It’s noisy out there. It always is, but this week seems particularly noisy.
We have the debt ceiling theater ongoing with the likelihood that both sides will try to extract what they can from the other in the form of concessions before agreeing and ending this incessant media obsession on the process.
Separately, or maybe very much related, there appears to be a concerted effort to talk the US dollar up by talking up the Fed’s need to continue fighting inflation. In other words, talking up Treasury yields, which are USD supportive. They’ve trotted out Bullard and a few other hawkish voices over the last couple of weeks and now we have Ben Bernanke ruminating about how much work the Fed has to do to fight inflation.
Former Fed Chair Ben Bernanke says there’s more work ahead to control inflation
A looming would-be debt default would not be good for the currency (ref. our potential pullback point ‘C’ in the low 90s, within the USD bull market).
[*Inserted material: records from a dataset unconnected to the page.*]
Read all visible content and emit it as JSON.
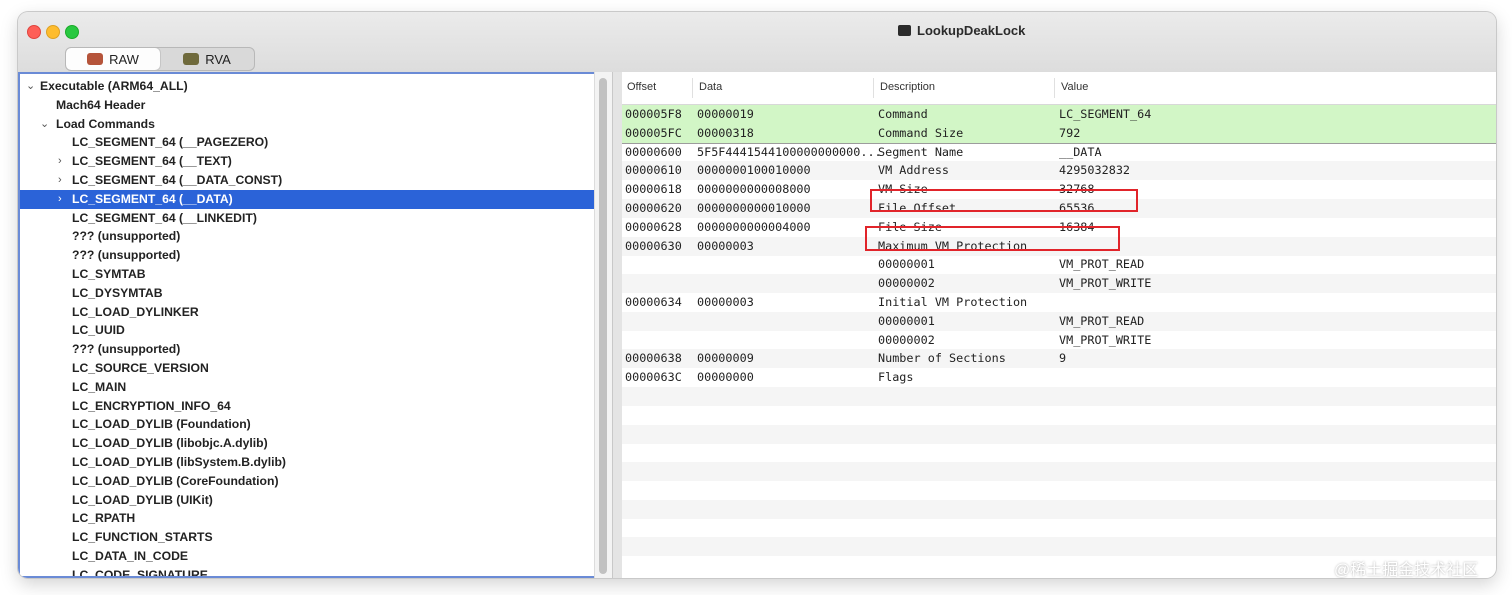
{
  "window": {
    "title": "LookupDeakLock",
    "title_icon": "app-window-icon"
  },
  "toolbar": {
    "segments": [
      {
        "label": "RAW",
        "icon": "raw-icon",
        "active": true
      },
      {
        "label": "RVA",
        "icon": "rva-icon",
        "active": false
      }
    ]
  },
  "tree": {
    "items": [
      {
        "label": "Executable  (ARM64_ALL)",
        "level": 0,
        "chevron": "⌄",
        "selected": false
      },
      {
        "label": "Mach64 Header",
        "level": 1,
        "chevron": "",
        "selected": false
      },
      {
        "label": "Load Commands",
        "level": 1,
        "chevron": "⌄",
        "selected": false
      },
      {
        "label": "LC_SEGMENT_64 (__PAGEZERO)",
        "level": 2,
        "chevron": "",
        "selected": false
      },
      {
        "label": "LC_SEGMENT_64 (__TEXT)",
        "level": 2,
        "chevron": "›",
        "selected": false
      },
      {
        "label": "LC_SEGMENT_64 (__DATA_CONST)",
        "level": 2,
        "chevron": "›",
        "selected": false
      },
      {
        "label": "LC_SEGMENT_64 (__DATA)",
        "level": 2,
        "chevron": "›",
        "selected": true
      },
      {
        "label": "LC_SEGMENT_64 (__LINKEDIT)",
        "level": 2,
        "chevron": "",
        "selected": false
      },
      {
        "label": "??? (unsupported)",
        "level": 2,
        "chevron": "",
        "selected": false
      },
      {
        "label": "??? (unsupported)",
        "level": 2,
        "chevron": "",
        "selected": false
      },
      {
        "label": "LC_SYMTAB",
        "level": 2,
        "chevron": "",
        "selected": false
      },
      {
        "label": "LC_DYSYMTAB",
        "level": 2,
        "chevron": "",
        "selected": false
      },
      {
        "label": "LC_LOAD_DYLINKER",
        "level": 2,
        "chevron": "",
        "selected": false
      },
      {
        "label": "LC_UUID",
        "level": 2,
        "chevron": "",
        "selected": false
      },
      {
        "label": "??? (unsupported)",
        "level": 2,
        "chevron": "",
        "selected": false
      },
      {
        "label": "LC_SOURCE_VERSION",
        "level": 2,
        "chevron": "",
        "selected": false
      },
      {
        "label": "LC_MAIN",
        "level": 2,
        "chevron": "",
        "selected": false
      },
      {
        "label": "LC_ENCRYPTION_INFO_64",
        "level": 2,
        "chevron": "",
        "selected": false
      },
      {
        "label": "LC_LOAD_DYLIB (Foundation)",
        "level": 2,
        "chevron": "",
        "selected": false
      },
      {
        "label": "LC_LOAD_DYLIB (libobjc.A.dylib)",
        "level": 2,
        "chevron": "",
        "selected": false
      },
      {
        "label": "LC_LOAD_DYLIB (libSystem.B.dylib)",
        "level": 2,
        "chevron": "",
        "selected": false
      },
      {
        "label": "LC_LOAD_DYLIB (CoreFoundation)",
        "level": 2,
        "chevron": "",
        "selected": false
      },
      {
        "label": "LC_LOAD_DYLIB (UIKit)",
        "level": 2,
        "chevron": "",
        "selected": false
      },
      {
        "label": "LC_RPATH",
        "level": 2,
        "chevron": "",
        "selected": false
      },
      {
        "label": "LC_FUNCTION_STARTS",
        "level": 2,
        "chevron": "",
        "selected": false
      },
      {
        "label": "LC_DATA_IN_CODE",
        "level": 2,
        "chevron": "",
        "selected": false
      },
      {
        "label": "LC_CODE_SIGNATURE",
        "level": 2,
        "chevron": "",
        "selected": false
      }
    ]
  },
  "table": {
    "columns": [
      "Offset",
      "Data",
      "Description",
      "Value"
    ],
    "rows": [
      {
        "offset": "000005F8",
        "data": "00000019",
        "description": "Command",
        "value": "LC_SEGMENT_64",
        "highlight": "green"
      },
      {
        "offset": "000005FC",
        "data": "00000318",
        "description": "Command Size",
        "value": "792",
        "highlight": "green"
      },
      {
        "offset": "00000600",
        "data": "5F5F4441544100000000000...",
        "description": "Segment Name",
        "value": "__DATA",
        "highlight": ""
      },
      {
        "offset": "00000610",
        "data": "0000000100010000",
        "description": "VM Address",
        "value": "4295032832",
        "highlight": ""
      },
      {
        "offset": "00000618",
        "data": "0000000000008000",
        "description": "VM Size",
        "value": "32768",
        "highlight": ""
      },
      {
        "offset": "00000620",
        "data": "0000000000010000",
        "description": "File Offset",
        "value": "65536",
        "highlight": ""
      },
      {
        "offset": "00000628",
        "data": "0000000000004000",
        "description": "File Size",
        "value": "16384",
        "highlight": ""
      },
      {
        "offset": "00000630",
        "data": "00000003",
        "description": "Maximum VM Protection",
        "value": "",
        "highlight": ""
      },
      {
        "offset": "",
        "data": "",
        "description": "00000001",
        "value": "VM_PROT_READ",
        "highlight": ""
      },
      {
        "offset": "",
        "data": "",
        "description": "00000002",
        "value": "VM_PROT_WRITE",
        "highlight": ""
      },
      {
        "offset": "00000634",
        "data": "00000003",
        "description": "Initial VM Protection",
        "value": "",
        "highlight": ""
      },
      {
        "offset": "",
        "data": "",
        "description": "00000001",
        "value": "VM_PROT_READ",
        "highlight": ""
      },
      {
        "offset": "",
        "data": "",
        "description": "00000002",
        "value": "VM_PROT_WRITE",
        "highlight": ""
      },
      {
        "offset": "00000638",
        "data": "00000009",
        "description": "Number of Sections",
        "value": "9",
        "highlight": ""
      },
      {
        "offset": "0000063C",
        "data": "00000000",
        "description": "Flags",
        "value": "",
        "highlight": ""
      }
    ],
    "annotated_rows": [
      "VM Size",
      "File Size"
    ],
    "annotation_color": "#e1242a"
  },
  "watermark": "@稀土掘金技术社区",
  "colors": {
    "selection": "#2b63d8",
    "command_rows": "#d2f6c6"
  }
}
Nothing is ever a certainty (for example, the 30yr yield Continuum indicator, intact for decades, broke trend last year) but if past is prologue they will hammer out a debt deal.
As a side note, CME Group has adjusted its Fed rate watch tool slightly, now still projecting no rate hike in June at 67.3% with .25% rate hike projected by 32.7% of CME traders. If the Fed really wanted to put the screws to the markets and thus the inflation therein (the stock bull was manufactured by inflation as we noted in real time in H1, 2020) they’d have the balls to go .25%.
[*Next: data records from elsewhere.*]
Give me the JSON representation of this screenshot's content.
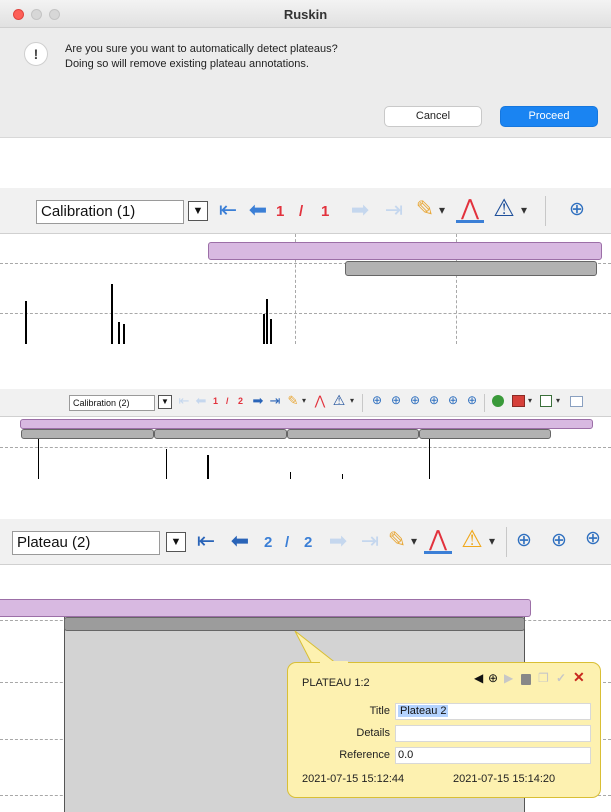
{
  "dialog": {
    "title": "Ruskin",
    "icon": "!",
    "message_line1": "Are you sure you want to automatically detect plateaus?",
    "message_line2": "Doing so will remove existing plateau annotations.",
    "cancel_label": "Cancel",
    "proceed_label": "Proceed"
  },
  "toolbar1": {
    "combo": "Calibration (1)",
    "page_current": "1",
    "page_sep": "/",
    "page_total": "1"
  },
  "toolbar2": {
    "combo": "Calibration (2)",
    "page_current": "1",
    "page_sep": "/",
    "page_total": "2"
  },
  "toolbar3": {
    "combo": "Plateau (2)",
    "page_current": "2",
    "page_sep": "/",
    "page_total": "2"
  },
  "glyphs": {
    "dropdown": "▼",
    "first": "⇤",
    "prev": "⬅",
    "next": "➡",
    "last": "⇥",
    "pen": "✎",
    "caret": "▾",
    "peak": "⋀",
    "warn": "⚠",
    "zoom": "⊕"
  },
  "popup": {
    "heading": "PLATEAU 1:2",
    "title_label": "Title",
    "title_value": "Plateau 2",
    "details_label": "Details",
    "details_value": "",
    "reference_label": "Reference",
    "reference_value": "0.0",
    "start_time": "2021-07-15 15:12:44",
    "end_time": "2021-07-15 15:14:20",
    "icons": {
      "prev": "◀",
      "target": "⊕",
      "next": "▶",
      "delete": "🗑",
      "copy": "❐",
      "check": "✓",
      "close": "✕"
    }
  },
  "colors": {
    "accent_blue": "#1a84f2",
    "page_red": "#e2323d",
    "plateau": "#d8b9e1",
    "calibration": "#b2b2b2",
    "popup_bg": "#fdf1b0"
  },
  "icon_names": [
    "first-page-icon",
    "prev-page-icon",
    "next-page-icon",
    "last-page-icon",
    "pen-icon",
    "peak-icon",
    "warning-icon",
    "zoom-icon",
    "delete-icon",
    "close-icon"
  ]
}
But more likely, it’s all typical noise with the media and policymakers all in the game doing their best to confuse us. Best not to step too far one way or another until resolved. Noise aside, I still see the picture (beyond this annoying time) as stocks to top out of the bear market rally and precious metals to finish up the correction in the coming weeks with a macro dis-inflating prior to the next inflationary phase.
I hope the above is not too much of a word salad. It’s me thinking aloud.